ERCAN Y YILMAZ: “Yazının, yazarda doğum lekesi olduğuna inanıyorum”

“Kirli Beyaz” adlı hikâyesi ile V. Gila Kohen Öykü Yarışması’nda Birincilik Ödülü’ne hak kazanan Ercan Y. Yılmaz ile, kazanan öyküsü, edebiyata olan ilgisi ve bu alandaki diğer çalışmaları üzerine söyleştik

Tuna SAYLAĞ Şalom
10 Haziran 2009 Çarşamba

Batman’da yaşayan Ercan. Y. Yılmaz ile  öyküsünü ve edebiyata olan ilgisini  konuştuk.

Yazıyla ilişkiniz nasıl başladı ve daha çok neler kaleme alıyorsunuz?

Yazının, yazarda doğum lekesi olduğuna inanıyorum. Bunun yanında unutkanlığımın bana yazma alışkanlığını kazandırdığını söyleyebilirim. Zaten “yazmak” insanoğlunun hatırlama ve hatırlanma çabasından doğan eylemdir diye düşünüyorum. Ortaokul yıllarımda matematik defterimi günlük olarak kullanırken hatırlıyorum kendimi, sonra elime geçen ve birkaç harfi eksik daktilo ile yazdığım öykü ve yine o yıllarda yazdığım zengin kafiyeli şiirler hatırlıyorum. Bir de hatırlamadıklarım var tabii. Başta da belirttiğim gibi hafızam kötü, yazıdan öncesini hatırlayamıyorum. Lise yıllarımda kütüphanede buldum kendimi. Türk ve Dünya klasikleri ile tanıştım. Özellikle Yaşar Kemal beni büyülemişti. Kütüphane memurlarının, elimdeki kitabı bitirebilmem için fazla mesai bile yaptıkları oluyordu. İlk yazım yerel bir dergide yayımlanmıştı. Ne kadar sevindiğimi anlatamam. O gün yazmaya devam etmem gerektiğini hissettim. Çünkü o mutluluğu daha önce hiç yaşamamıştım. Sonraki sayıda ise bir şiirim yayımlanmıştı. Öykü ve şiir bende hep birlikte var oldu. Bazı dönemlerimde şiir baskın gelir; bazı dönemlerde ise öykü. Hangi dönemler olduğunu bilmiyorum; ama yaşıyorum. Şiir ve öykü arasında ayrım yapmayacak kadar ikisini de önemsiyorum.
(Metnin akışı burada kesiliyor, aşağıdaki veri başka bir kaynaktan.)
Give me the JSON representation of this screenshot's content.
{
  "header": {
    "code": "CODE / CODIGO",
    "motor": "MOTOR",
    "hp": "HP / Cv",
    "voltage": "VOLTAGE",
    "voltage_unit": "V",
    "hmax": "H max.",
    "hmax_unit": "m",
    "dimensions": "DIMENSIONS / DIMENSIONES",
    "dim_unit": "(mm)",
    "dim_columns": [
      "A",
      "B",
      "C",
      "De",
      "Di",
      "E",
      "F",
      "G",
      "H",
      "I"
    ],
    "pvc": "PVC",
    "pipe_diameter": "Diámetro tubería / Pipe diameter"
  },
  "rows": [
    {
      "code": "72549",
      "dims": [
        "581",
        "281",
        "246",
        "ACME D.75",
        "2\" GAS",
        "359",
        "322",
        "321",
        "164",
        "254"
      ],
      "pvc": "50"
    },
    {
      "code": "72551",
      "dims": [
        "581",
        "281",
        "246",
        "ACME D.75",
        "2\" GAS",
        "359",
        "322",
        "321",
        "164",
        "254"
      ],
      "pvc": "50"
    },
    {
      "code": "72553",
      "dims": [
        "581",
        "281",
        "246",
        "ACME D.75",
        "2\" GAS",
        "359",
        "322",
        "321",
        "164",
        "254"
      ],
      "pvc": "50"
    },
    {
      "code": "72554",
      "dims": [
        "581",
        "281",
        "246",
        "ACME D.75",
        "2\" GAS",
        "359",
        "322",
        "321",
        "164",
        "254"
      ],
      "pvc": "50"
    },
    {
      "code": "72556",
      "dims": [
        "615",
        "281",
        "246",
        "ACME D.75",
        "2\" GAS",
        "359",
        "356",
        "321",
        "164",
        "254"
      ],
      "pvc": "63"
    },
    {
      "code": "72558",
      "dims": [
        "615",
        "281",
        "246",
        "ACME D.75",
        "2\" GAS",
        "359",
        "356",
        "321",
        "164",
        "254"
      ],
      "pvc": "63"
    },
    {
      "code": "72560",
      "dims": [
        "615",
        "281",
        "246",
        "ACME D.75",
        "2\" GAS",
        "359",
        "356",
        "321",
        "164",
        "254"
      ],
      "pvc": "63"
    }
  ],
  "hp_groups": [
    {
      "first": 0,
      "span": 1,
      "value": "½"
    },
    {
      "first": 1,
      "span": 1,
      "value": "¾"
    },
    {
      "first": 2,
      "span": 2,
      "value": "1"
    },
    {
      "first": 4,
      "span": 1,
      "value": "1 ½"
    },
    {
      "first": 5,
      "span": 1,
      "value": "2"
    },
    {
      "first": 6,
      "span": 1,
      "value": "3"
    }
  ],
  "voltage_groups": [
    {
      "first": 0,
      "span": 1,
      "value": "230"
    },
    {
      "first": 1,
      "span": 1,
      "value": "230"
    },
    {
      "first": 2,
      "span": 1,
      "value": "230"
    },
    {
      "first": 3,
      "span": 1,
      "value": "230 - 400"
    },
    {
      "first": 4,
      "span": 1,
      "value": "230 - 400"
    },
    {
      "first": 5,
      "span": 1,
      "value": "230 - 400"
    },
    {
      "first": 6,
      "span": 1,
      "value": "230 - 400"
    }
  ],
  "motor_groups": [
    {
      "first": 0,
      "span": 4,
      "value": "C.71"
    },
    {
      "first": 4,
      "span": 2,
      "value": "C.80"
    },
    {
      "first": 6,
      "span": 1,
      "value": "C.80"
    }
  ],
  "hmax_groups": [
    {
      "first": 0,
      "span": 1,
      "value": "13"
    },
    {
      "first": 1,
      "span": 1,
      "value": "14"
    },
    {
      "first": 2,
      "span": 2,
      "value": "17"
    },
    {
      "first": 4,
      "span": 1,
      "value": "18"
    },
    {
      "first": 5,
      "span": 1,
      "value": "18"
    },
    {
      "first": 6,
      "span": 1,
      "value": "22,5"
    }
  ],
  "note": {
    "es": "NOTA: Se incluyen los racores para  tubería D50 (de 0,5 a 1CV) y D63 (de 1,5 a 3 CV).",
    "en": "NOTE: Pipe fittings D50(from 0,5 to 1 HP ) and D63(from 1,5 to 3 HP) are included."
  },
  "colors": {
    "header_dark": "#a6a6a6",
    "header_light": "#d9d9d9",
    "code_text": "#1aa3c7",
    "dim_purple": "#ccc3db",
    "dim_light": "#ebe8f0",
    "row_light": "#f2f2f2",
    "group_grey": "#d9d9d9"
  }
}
Şiir, öykü, deneme; bunlardan hangisiyle kendinizi daha iyi ifade edersiniz?

Anlatmam gerektiğine inandığım bir konu varsa ve bu bende yoğun bir hâl alıyorsa öncelikle bu konuyu hangi türle anlatabileceğimi düşünürüm: Öykü, deneme ya da desen. Ama şiir daha farklıdır. Tutup da şu konuda şiir yazacağım diyemiyorsun. Yani şiirde anlatmak istediğin bir konu yoktur; kendini anlattıran imgeler vardır. Evet, denemelerim var, az da olsa karikatür ve desen çalışmalarım olmuştur; bunun yanında ‘Vitrin’ adında kısa metrajlı ilk filmimin çekimlerini bu hafta içersinde bitirdim. Bunlar bendeki anlatma kaygısından kaynaklanıyor. Bulunduğum coğrafyada hikâyeler anlatıcısını bekliyor, ben bunları yazmakla mükellef bir ruha sahip olduğumu hissediyorum. Farklı anlatım yollarına yönelmem bundandır; ama kendimi şiir ve öykü ile daha iyi ifade edebildiğime inanıyorum.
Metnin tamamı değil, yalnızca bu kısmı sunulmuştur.